CONTRE L’ENROLEMENT PAR FRANCE TRAVAIL

Une nouvelle étape dans la militarisation de l’emploi

Moreau olivier – secrétaire de section var France travail PACA

En janvier 2026, le ministre du Travail a annoncé la création d’une cellule nationale dédiée au recrutement pour l’industrie de
l’armement et de la défense, placée sous la responsabilité d’une générale d’armée.
Cette annonce marque une étape importante dans l’évolution des politiques publiques en matière d’emploi.
Cette « task force défense » est présentée dans le cadre du Toulon Défense Event, en présence des représentants du gouvernement et de la direction générale de France Travail.

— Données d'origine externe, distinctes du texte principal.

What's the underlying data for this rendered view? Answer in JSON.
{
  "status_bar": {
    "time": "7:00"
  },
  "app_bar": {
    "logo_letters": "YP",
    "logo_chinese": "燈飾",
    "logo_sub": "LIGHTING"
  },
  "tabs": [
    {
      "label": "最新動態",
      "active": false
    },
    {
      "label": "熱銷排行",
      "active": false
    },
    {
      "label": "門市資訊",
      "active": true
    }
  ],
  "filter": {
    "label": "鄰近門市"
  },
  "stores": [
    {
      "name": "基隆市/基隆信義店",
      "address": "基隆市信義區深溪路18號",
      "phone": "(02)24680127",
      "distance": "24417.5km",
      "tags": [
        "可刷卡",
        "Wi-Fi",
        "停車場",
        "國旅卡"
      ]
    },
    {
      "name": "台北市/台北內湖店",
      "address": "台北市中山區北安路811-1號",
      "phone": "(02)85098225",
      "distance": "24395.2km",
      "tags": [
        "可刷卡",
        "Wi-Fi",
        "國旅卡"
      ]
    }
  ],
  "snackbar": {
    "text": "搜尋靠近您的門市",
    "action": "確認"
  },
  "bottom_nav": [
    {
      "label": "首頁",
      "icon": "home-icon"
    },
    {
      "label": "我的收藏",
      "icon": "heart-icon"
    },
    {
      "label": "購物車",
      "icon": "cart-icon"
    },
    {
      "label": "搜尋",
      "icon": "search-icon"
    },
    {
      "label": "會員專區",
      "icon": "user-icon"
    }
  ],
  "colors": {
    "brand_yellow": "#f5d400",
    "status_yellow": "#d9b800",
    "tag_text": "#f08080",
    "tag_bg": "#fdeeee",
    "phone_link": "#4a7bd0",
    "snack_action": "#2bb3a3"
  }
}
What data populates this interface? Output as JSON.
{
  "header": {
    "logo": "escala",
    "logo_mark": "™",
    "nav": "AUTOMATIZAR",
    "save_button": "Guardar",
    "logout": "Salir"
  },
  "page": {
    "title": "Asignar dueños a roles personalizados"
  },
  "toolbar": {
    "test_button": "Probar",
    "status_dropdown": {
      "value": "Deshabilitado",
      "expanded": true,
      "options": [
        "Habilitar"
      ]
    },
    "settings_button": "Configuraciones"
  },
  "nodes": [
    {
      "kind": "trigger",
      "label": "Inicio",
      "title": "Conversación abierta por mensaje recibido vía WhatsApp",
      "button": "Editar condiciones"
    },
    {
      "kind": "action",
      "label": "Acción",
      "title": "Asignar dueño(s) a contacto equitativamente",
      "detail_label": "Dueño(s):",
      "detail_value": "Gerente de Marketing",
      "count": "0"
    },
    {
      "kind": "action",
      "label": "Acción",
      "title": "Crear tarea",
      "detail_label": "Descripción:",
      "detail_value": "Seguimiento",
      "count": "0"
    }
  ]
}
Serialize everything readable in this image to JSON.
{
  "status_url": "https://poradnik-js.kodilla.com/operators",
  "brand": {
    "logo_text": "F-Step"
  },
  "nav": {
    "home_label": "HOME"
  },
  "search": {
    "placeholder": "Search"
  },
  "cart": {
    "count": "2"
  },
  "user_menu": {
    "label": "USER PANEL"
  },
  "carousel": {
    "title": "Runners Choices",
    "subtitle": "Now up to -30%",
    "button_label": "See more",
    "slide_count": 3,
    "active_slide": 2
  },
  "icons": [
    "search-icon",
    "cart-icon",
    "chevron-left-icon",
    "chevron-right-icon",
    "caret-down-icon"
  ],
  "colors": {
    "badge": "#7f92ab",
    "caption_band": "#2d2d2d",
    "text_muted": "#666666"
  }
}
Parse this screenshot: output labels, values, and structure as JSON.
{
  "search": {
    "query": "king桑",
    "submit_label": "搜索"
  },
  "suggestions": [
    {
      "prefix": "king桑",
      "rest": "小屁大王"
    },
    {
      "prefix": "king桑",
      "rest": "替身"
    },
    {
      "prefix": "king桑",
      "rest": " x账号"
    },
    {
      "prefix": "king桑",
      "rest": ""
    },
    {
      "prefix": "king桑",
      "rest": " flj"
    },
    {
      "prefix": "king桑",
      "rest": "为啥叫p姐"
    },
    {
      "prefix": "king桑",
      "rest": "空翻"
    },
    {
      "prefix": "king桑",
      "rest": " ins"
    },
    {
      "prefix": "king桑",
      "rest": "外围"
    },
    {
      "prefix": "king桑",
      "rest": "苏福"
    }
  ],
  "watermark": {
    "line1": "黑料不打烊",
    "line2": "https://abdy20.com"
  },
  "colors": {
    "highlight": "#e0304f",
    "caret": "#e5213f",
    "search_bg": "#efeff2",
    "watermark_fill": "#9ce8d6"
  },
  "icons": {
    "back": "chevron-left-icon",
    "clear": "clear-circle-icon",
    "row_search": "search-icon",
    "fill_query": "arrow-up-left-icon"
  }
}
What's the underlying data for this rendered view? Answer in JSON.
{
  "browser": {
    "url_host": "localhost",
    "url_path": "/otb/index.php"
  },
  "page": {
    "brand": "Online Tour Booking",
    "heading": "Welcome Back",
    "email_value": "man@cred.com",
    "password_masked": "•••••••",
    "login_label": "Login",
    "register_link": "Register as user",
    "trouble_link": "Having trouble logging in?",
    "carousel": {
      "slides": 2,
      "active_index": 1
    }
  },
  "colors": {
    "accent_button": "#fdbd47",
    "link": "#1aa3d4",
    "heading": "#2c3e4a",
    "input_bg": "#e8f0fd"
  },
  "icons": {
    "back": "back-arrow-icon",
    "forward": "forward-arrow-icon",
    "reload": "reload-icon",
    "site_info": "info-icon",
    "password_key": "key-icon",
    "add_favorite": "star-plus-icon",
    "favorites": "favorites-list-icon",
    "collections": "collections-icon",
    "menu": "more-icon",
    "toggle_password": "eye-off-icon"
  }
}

Depuis 2022, cet événement avait pour objectif d’informer le public sur les métiers de la défense, de l’armée et de la sécurité
publique. France Travail y participait alors dans une logique d’information auprès de ses usagers.
Mais en 2026, dans un contexte marqué par le développement d’une économie de guerre, cet événement change de nature. Il
devient un outil central de promotion des métiers de l’armement et de la défense, avec pour objectif affiché de renforcer leur
attractivité et d’augmenter les recrutements.
Pour atteindre cet objectif, une mobilisation importante a été mise en place. Les agents de France Travail ont été fortement
sollicités afin d’assurer une participation massive. L’enjeu est de montrer, à travers l’image, que ces secteurs attirent et
constituent une réponse aux besoins d’emploi.

Parallèlement, une communication large et ciblée a été déployée en direction des collégiens, lycéens, étudiants, demandeurs
d’emploi et de leurs familles. Lors de l’événement, différents dispositifs sont proposés : démonstrations de drones, contenus immersifs, simulations et jeux vidéo.
Cette mise en scène contribue à présenter les technologies militaires sous un angle ludique et accessible. Elle participe à une
banalisation de l’armement, en mettant en avant son aspect technologique et attractif, sans en interroger les finalités ni
les conséquences.
Les métiers de la défense sont ainsi valorisés comme étant à la fois bien rémunérés et porteurs de sens, sans que les
réalités de ces activités soient pleinement abordées.

Une orientation organisée dans un contexte de contrainte
Cette évolution s’inscrit dans une dynamique déjà engagée. Fin 2025, un partenariat renforcé a été signé entre France Travail et l’armée de terre, avec pour objectif de développer les recrutements et de valoriser l’ensemble des métiers militaires, y compris ceux liés aux fonctions de combat.

France Travail a toujours eu pour mission d’informer sur les différents secteurs d’activité, y compris celui de la défense.
Toutefois, la mise en place de ce partenariat et la création d’une cellule dédiée au recrutement marquent un changement d’échelle. Il ne s’agit plus uniquement d’informer, mais de promouvoir activement ces métiers et d’orienter les publics vers ces débouchés.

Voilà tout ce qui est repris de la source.